Forum OpenACS Q&A: Weird PostgreSQL SELECT processing

Collapse
Posted by Vlad Seryakov on
I have a function that restricts records by user id. i put log notice
inside the function to see how it is used and i noticed that
PostgreSQL calles it too many times.
Below is an example, it should be called only once with id 177 but..

select p.placement_id
from placements p,
    (select placement_id,count(*) from placement_log log
      where placement_id=177 group by placement_id) l
where .placement_id=p.placement_id and
warp_user_access(0,'placement',p.placement_id);

NOTICE:  placement 149
NOTICE:  placement 35
NOTICE:  placement 36
NOTICE:  placement 37
NOTICE:  placement 38
NOTICE:  placement 137
NOTICE:  placement 39
NOTICE:  placement 139
NOTICE:  placement 143

Collapse
Posted by Jonathan Ellis on
I guess warp_user_access is the function you're talking about?

the "where placement_id = 177" is in your subquery. it doesn't look like you need a subquery here; just do something like

select p.placement_id, count(pl.*) as whatever
from placements p, placement_log pl
where p.placement_id = pl.placement_id
  and p.placement_id = 177
  and warp_user_access(...)
group by p.placement_id
Still, PG could evaluate the warp_user_access before the placement_id = 177 if the planner thinks it can throw away more rows that way.

(I'm assuming there's more to this query than what you're showing because otherwise you don't need to join to the placements table at all to get your count...)

Collapse
Posted by Don Baccus on
select p.placement_id
from placements p, (select placement_id,count(*)
                    from placement_log log
                    where placement_id=177 group by placement_id) l where placement_id=p.placement_id and
 warp_user_access(0,'placement',p.placement_id); 
It looks like it is calling the function before doing the join, which in general isn't a terribly bad idea though it can be in certain cases. Actually it's probably doing the qualification while doing the join which results in the same thing (calling the function for every row in placements) but I'd have to dig around inside PG to be sure.

If it makes you feel better Oracle frequently does the same thing.

Collapse
Posted by Vlad Seryakov on
Yes, this is a smal portion of the whole query i use, i retrieve more columns and i do not want to group by all of them.
i did notice this only when we got more than 100k records and the query became very slow. The trick here that subquery is used to do filtering, it is not fixed SQL statement it may contain more conditions.
It seems i need to figure out different method of doing this.
thanks
Collapse
Posted by Jonathan Ellis on
I agree that a large amount of GROUP BY columns is ugly, but I don't think it slows things down. May want to test that.

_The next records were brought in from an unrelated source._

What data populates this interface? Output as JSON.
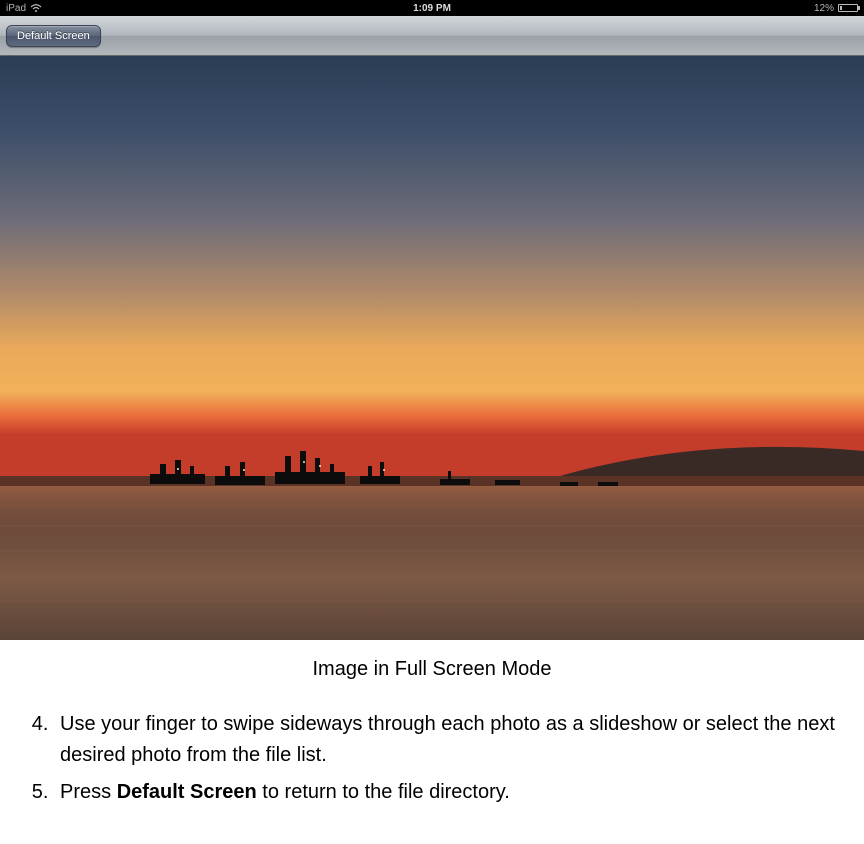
{
  "status_bar": {
    "device": "iPad",
    "time": "1:09 PM",
    "battery_percent": "12%"
  },
  "toolbar": {
    "default_screen_label": "Default Screen"
  },
  "caption": "Image in Full Screen Mode",
  "instructions": {
    "step4_prefix": "Use your finger to swipe sideways through each photo as a slideshow or select the next desired photo from the file list.",
    "step5_prefix": "Press ",
    "step5_bold": "Default Screen",
    "step5_suffix": " to return to the file directory."
  }
}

However you can also wrap things in another subquery to force the planner to do what you want:

select * from (
    select p.placement_id
    from placements p, (select placement_id,count(*)
                        from placement_log log
                        where placement_id=177 group by placement_id) l 
    where l.placement_id=p.placement_id
) as q1
where warp_user_access(0,'placement',p.placement_id); 
Collapse
Posted by Jonathan Ellis on
didn't proofread very well... that should of course be

where warp_user_access(0,'placement',q1.placement_id);

Collapse
Posted by Vlad Seryakov on
i tried this, it is the same, i did vacuum it helped for other queries but this one with GROUP BY still runs the functions for all records.
i sent question into pgsql mailing list too.
Collapse
Posted by David Walker on
  
select p.placement_id from placements p, (select  
placement_id,count(*),warp_user_access(0,'placement',p.placement_id)  
as warped_access from placement_log log where  
placement_id=177 group by placement_id) l where  
l.placement_id=p.placement_id and l.warped_access ;  

Try moving the function call into the select portion of a sub-query that is limited on placement_id. That way the function should only be executed for the placement_id(s) that are returned. Then refer to that alias in your outer query to limit on that.